Alyssa in New Zealand: Hidden beauty

Changes are happening in Dunedin. The days are becoming longer. Flowers are practically fully bloomed. The temperature is gradually increasing. Spring time is just around the corner and winter will soon come to an end.

It is much easier to appreciate a country in warmer weather when nature is at its peak. Such great climate conditions motivates me to continue with my exploring of the country.

South of Dunedin is an area called the Catlins, the “forgotten corner” of southern New Zealand. Even though most don’t initially think to visit this region of the country, it is still well worth the visit. As my friends and I traversed through these roads, nothing could have prepared us for what we encountered. We weren’t expecting to come across anything that would particularly impress us.

We couldn’t have been more wrong.

Several waterfalls, cliffs and coastal beaches surrounded us everywhere we went. They were simply examples of New Zealand’s hidden, authentic beauty. We had only traveled for an hour from Dunedin and we had already entered a zone full of incredible pieces of nature. I couldn’t believe how easily accessible all of these spots were. To think that all of this was so close to where we have been living this entire time is mind-boggling. It doesn’t take much effort to see the amazing things that New Zealand beholds, no matter where you are in the country.
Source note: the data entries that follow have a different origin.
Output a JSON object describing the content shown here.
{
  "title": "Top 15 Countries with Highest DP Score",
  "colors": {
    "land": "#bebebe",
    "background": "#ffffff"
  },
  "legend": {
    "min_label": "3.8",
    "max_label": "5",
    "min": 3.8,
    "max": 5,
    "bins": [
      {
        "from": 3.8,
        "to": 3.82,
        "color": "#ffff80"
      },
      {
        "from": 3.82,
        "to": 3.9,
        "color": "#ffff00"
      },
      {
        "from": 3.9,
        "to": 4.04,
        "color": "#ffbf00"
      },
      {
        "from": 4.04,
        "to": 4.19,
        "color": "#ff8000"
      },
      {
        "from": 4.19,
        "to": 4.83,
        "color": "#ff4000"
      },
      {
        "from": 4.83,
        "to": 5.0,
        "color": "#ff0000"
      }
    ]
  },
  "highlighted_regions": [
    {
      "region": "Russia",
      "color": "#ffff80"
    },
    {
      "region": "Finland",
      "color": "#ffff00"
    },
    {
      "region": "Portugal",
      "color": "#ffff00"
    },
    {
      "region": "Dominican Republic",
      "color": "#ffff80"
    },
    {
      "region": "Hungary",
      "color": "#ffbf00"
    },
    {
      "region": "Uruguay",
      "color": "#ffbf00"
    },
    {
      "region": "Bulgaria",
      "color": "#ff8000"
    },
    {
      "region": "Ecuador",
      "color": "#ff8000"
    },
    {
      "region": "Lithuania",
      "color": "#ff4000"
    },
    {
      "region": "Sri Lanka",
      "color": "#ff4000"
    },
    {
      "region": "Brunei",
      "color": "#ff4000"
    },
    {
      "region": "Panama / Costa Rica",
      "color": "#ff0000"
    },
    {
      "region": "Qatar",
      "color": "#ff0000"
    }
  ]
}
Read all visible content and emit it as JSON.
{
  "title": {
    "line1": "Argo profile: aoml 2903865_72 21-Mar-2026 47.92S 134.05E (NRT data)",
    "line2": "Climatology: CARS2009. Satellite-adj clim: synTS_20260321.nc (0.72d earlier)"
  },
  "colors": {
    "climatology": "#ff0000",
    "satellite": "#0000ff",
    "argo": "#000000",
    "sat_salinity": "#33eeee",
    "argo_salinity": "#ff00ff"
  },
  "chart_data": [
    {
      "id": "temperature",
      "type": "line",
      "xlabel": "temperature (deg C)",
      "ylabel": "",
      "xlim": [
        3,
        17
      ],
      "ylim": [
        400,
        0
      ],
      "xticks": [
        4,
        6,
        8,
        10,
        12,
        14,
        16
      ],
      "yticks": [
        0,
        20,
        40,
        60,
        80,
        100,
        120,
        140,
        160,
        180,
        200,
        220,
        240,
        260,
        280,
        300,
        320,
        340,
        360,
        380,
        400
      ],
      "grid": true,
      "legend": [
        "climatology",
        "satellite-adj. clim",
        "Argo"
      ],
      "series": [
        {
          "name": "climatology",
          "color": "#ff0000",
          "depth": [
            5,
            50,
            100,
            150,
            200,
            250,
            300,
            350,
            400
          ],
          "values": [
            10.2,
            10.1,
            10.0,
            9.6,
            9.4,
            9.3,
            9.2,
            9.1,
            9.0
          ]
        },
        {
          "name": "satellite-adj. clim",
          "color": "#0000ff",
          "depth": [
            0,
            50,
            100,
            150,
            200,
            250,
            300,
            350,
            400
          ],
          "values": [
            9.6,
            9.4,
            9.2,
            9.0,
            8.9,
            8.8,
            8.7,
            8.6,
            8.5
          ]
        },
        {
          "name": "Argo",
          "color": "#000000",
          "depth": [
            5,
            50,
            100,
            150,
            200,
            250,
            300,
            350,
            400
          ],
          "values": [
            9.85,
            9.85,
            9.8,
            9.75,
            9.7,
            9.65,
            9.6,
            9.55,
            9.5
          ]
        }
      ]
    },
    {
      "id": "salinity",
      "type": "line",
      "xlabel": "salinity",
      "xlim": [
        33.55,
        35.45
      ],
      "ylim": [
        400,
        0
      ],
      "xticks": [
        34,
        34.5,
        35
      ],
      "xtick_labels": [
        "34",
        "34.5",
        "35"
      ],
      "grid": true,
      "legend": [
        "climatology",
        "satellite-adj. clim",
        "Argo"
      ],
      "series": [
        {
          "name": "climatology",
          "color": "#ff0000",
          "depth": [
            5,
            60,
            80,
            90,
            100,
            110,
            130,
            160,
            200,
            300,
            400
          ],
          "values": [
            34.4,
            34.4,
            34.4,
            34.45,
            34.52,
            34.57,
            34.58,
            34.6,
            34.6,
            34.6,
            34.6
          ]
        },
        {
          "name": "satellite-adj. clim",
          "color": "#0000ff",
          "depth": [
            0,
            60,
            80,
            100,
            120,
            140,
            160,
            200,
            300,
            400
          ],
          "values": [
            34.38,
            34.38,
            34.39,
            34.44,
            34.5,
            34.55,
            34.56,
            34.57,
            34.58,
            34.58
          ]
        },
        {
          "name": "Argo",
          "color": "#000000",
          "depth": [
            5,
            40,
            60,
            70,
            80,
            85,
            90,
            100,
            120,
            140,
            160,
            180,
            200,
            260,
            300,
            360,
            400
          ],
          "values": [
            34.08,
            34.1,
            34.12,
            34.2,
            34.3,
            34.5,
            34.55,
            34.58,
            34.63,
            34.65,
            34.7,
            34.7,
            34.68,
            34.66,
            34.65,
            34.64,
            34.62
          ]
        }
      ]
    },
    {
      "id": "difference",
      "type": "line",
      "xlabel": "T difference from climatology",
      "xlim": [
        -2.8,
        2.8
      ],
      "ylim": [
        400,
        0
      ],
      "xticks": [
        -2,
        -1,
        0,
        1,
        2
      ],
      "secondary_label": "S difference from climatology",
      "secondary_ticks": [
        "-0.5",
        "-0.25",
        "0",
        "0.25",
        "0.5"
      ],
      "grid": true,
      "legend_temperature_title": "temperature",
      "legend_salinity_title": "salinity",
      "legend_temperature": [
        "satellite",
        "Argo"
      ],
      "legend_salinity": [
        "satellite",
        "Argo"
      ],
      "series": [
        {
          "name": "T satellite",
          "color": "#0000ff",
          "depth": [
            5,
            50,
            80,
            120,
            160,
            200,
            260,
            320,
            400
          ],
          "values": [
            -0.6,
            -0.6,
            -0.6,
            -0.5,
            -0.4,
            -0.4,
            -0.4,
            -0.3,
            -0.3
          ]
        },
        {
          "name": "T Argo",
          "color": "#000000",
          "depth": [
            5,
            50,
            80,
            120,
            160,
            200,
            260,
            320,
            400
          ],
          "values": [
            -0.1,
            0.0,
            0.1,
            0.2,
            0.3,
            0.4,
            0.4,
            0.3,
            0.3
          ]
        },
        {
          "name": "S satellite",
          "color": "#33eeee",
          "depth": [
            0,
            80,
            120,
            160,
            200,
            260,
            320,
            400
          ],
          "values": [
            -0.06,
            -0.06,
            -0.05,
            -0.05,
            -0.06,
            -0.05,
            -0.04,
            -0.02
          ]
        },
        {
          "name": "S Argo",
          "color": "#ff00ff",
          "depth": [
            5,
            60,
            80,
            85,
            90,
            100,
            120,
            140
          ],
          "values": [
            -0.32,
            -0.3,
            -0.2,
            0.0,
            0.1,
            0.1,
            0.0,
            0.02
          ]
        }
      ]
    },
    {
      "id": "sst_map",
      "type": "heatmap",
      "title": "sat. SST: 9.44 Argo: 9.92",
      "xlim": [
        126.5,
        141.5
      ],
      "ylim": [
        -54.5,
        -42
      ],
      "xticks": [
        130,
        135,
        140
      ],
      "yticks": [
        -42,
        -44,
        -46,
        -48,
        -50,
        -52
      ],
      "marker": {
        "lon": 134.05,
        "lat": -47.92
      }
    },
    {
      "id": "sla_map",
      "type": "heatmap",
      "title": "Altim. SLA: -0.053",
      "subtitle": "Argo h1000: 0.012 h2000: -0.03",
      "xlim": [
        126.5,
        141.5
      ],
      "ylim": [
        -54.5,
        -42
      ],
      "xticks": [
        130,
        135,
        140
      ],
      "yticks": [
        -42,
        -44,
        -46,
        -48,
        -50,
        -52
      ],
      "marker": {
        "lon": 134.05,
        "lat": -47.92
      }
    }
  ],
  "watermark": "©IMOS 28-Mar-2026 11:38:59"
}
A coastal view from Nugget Point Lighthouse, which is an hour and a half south of Dunedin

As the semester is soon coming to an end, students are doing their best to finish their last minute assignments. Sometimes it is very easy to get caught up with exploring, for we forget that we have school obligations as well. I have become motivated to complete all my assignments early due to the fact that I don’t want to waste any of the time that I have left. The easiest solution is to get them done and out of the way so that I won’t have to worry about them when I’m off traveling.

Numerous plans are being organized and made for the remaining weekends that are left. My entire schedule has become completely booked with adventures that I have been waiting to do for the past seven months. Knowing that we don’t have all the time in the world, we’re doing our best to fit in everything in.


McLean Falls

One of the most recent adventures involves tramping the Routeburn track, another one of the Great Walks of New Zealand. To much of our chagrin, there was so much snowfall that had occurred a couple days before, my friends and I were told that we would be unable to hike the entire thing. After accepting such disappointing news, we didn’t let that stop us from proceeding to parts of the track that we could discover.

The majority of the track was covered in heaps of snow, making hiking a little more challenging (and wet) than usual. Regardless of the fact that there was snow on the ground, the sun continuously graced us with its presence throughout our entire tramp. Likewise, the snow made the scenery much more rewarding. As we walked along the bush line, the snow capped mountains that jutted into the sky were in plain sight the entire time. Even though we didn’t reach our desired elevation, we were not deprived of any sort of views. The conditions of the track may not have been ideal, but being outside in this setting could not have felt any more worthwhile.


As we made our way through, we encountered the massive, fresh Earland Falls

Staying overnight in one of the huts that is provided on the track is common. We stayed at Lake Mackenzie hut for the night after hiking for 4 hours to an altitude of 1,081 meters. Since we were tramping during the winter season, all of the power and running in the hut was turned off. However, we were able to make a fire and all that really mattered to us was that we had a roof over our heads. The world seems to take on an entirely different position when you set yourself outside of society. When you’re fully immersed in the wilderness and completely remote from civilization, the only thing that seems to really matter is the nature itself.


We finally concluded our day at Lake Mackenzie hut and were rewarded with beautiful views at the site.

Since our journey was shortened, we decided to embark on a last minute visit to one of the most beautiful places in New Zealand, Milford Sound. After driving through many narrow roads, down valleys and through the mountains, we finally arrived at scenery that took my breath away instantly. With the sun beginning to set, it brightly shone over the lake and cliffs that lay in front of us. The silhouettes of the cliffs were pristine, each possessing its own kind of shape and dimension. We were only standing at the entrance to Milford Sound, so the features are still indefinite to us. The entrance was so astonishing, one can only imagine what it is like to explore within.


A kea, one of New Zealand’s native birds

The world of New Zealand has much to offer. Because of its distance from every other continent of the world, it seems to be forgotten. Yet, that makes it much easier to appreciate everything within it. Not everyone seems to realize its magnitude of splendor. When it comes to exploring, I enjoy the fact that I am cut off from technology, electricity and modern necessities. Because of these conditions, I am able to fully focus and value what’s in front of me. Unlike technology, sights like these aren’t always accessible.

Traveling within the country has become practically a second nature to me. Every weekend, I am always anticipating that I will be on the move, going somewhere. I have become accustomed to a completely new lifestyle. It’s full of so much adventure and animation that it’s hard to imagine that it’s all going to stop once I go back to the states. Even though the end is coming soon, it’s vital to enjoy the time that I have left.